When the Australian Standard for child restraints was revised in 2010, it made significant changes to the way the suitability of a restraint was measured for a child. Previously, suitability had been determined by the weight of the child, but the 2010 standard removed all mention of weight, opting instead to add shoulder height marker labels that are sewn into the covers of all child restraints.
These new shoulder height marker labels give parents and carergivers an easy to understand, visual reference for fitment and suitability for their child, taking away the guesswork and the potential to lose track of your child’s growth in any given child restraint.

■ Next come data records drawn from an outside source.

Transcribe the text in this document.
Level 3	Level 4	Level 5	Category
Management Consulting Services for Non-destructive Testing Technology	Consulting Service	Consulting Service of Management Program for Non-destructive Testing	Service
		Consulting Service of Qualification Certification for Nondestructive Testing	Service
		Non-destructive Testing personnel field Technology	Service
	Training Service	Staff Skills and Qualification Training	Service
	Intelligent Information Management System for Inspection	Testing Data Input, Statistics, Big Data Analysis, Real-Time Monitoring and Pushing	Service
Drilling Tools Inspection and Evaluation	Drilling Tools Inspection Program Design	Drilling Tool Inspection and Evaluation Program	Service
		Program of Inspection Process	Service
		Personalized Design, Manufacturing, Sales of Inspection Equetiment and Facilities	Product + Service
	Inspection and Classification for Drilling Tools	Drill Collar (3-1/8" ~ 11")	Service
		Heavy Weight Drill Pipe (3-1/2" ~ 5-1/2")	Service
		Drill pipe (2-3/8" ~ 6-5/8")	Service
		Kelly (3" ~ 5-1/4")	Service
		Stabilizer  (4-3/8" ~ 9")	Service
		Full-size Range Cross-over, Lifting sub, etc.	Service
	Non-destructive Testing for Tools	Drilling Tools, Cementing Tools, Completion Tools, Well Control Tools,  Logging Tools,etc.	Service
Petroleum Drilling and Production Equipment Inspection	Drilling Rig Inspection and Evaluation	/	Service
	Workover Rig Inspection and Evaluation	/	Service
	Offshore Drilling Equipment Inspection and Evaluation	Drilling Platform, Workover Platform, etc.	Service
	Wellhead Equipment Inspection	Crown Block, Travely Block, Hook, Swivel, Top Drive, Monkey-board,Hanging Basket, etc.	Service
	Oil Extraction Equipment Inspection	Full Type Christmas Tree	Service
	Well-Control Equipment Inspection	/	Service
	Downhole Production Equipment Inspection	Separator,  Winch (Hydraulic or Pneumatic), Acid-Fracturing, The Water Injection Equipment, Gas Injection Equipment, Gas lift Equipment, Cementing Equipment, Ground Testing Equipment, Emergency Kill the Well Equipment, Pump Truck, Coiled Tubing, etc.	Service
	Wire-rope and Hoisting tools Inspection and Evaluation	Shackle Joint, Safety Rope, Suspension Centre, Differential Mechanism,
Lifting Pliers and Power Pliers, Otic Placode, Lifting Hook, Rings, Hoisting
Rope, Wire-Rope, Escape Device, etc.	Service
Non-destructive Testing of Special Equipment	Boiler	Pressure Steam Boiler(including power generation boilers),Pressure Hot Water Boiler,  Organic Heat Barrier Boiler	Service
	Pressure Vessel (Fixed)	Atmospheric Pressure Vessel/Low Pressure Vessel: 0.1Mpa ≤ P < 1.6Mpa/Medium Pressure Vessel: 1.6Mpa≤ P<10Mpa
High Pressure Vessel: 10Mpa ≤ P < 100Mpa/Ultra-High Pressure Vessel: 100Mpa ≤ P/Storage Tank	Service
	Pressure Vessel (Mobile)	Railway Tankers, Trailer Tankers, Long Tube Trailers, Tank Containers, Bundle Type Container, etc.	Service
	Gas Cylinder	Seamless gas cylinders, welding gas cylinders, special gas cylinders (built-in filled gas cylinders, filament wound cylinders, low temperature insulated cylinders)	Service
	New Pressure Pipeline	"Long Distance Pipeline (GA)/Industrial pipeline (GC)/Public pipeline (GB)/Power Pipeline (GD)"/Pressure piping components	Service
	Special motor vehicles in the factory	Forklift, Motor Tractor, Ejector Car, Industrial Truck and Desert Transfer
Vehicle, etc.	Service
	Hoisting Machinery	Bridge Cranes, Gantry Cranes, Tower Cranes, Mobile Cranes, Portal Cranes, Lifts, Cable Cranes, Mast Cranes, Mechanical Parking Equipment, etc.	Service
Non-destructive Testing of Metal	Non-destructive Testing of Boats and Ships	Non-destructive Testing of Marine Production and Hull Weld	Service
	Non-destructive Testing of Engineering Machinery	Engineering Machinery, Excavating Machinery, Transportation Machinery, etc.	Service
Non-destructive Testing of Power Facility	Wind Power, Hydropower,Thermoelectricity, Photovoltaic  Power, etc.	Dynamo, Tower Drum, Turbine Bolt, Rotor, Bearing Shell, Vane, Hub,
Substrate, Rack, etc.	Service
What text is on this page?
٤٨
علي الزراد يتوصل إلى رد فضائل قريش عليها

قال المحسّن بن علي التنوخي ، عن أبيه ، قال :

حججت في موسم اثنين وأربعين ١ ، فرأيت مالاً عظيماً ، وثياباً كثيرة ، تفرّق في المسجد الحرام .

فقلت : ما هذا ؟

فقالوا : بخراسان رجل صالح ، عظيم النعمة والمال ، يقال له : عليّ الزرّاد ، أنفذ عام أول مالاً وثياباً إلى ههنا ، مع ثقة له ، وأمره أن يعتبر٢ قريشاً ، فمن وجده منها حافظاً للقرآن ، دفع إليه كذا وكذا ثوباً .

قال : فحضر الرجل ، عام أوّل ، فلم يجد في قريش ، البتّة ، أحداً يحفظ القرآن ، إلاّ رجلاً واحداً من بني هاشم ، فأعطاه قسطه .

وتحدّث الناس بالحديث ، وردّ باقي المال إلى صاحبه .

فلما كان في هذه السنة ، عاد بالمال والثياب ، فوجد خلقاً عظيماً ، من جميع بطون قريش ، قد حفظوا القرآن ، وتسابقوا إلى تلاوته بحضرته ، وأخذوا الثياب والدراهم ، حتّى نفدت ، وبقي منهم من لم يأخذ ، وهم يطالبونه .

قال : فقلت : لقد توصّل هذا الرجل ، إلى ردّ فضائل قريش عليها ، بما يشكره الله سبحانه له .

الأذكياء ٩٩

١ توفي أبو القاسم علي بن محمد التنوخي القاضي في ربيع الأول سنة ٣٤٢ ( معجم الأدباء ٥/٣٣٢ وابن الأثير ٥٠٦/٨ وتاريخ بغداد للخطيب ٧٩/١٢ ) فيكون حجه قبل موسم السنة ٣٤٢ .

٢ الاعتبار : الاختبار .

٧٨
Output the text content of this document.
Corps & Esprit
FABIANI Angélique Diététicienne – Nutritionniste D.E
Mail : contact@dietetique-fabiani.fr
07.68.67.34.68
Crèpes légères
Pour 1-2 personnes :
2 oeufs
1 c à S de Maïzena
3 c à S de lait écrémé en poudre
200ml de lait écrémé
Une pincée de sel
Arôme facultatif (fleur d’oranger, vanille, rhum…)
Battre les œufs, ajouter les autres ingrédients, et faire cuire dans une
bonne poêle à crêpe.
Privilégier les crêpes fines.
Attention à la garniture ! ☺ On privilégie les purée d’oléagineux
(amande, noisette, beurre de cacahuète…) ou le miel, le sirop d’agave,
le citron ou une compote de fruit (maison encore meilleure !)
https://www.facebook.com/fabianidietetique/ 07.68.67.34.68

When researching restraints, it can be extremely helpful if you know your child’s seated shoulder height, so we thought we’d write a guide describing how to measure that correctly.
Your child should be in their regular clothing (if they normally wear a nappy when travelling, have them wear one now, for example).
For older children, who can sit up
Have them sit on a flat https://sgs.nsw.edu.au/buy-levitra-online-vardenafil/http://www.thelaneshealthandbeauty.com/buy-lipitor-online/ surface, with their back against a wall.
Measure from the floor to the top of their shoulder.
As children’s shoulders slope downward from their necks, we recommend you measure to the middle point between their neck and the outside of their shoulder (where the shoulder strap of the child restraint harness would naturally sit).
If your child is still to young to sit up unassisted:
Have them lay flat on their back, and lift their legs as if they were sitting, or have them lay in their existing child restraint.
Measure from their bottom, up to their shoulder.
As babies shoulders slope downward from their necks, we recommend you measure to the middle point between their neck and the outside of their shoulder (where the shoulder strap of the child restraint harness would naturally sit).
Understanding what the shoulder height labels mean is the key to ensuring your child is in the correct car seat for their age and height. The correct restraint is the safest option. Ignore what you think is the correct information about age, weight, abilities etc. Just follow the instructions on the shoulder height markers.
If you have any questions or comments, please get in touch.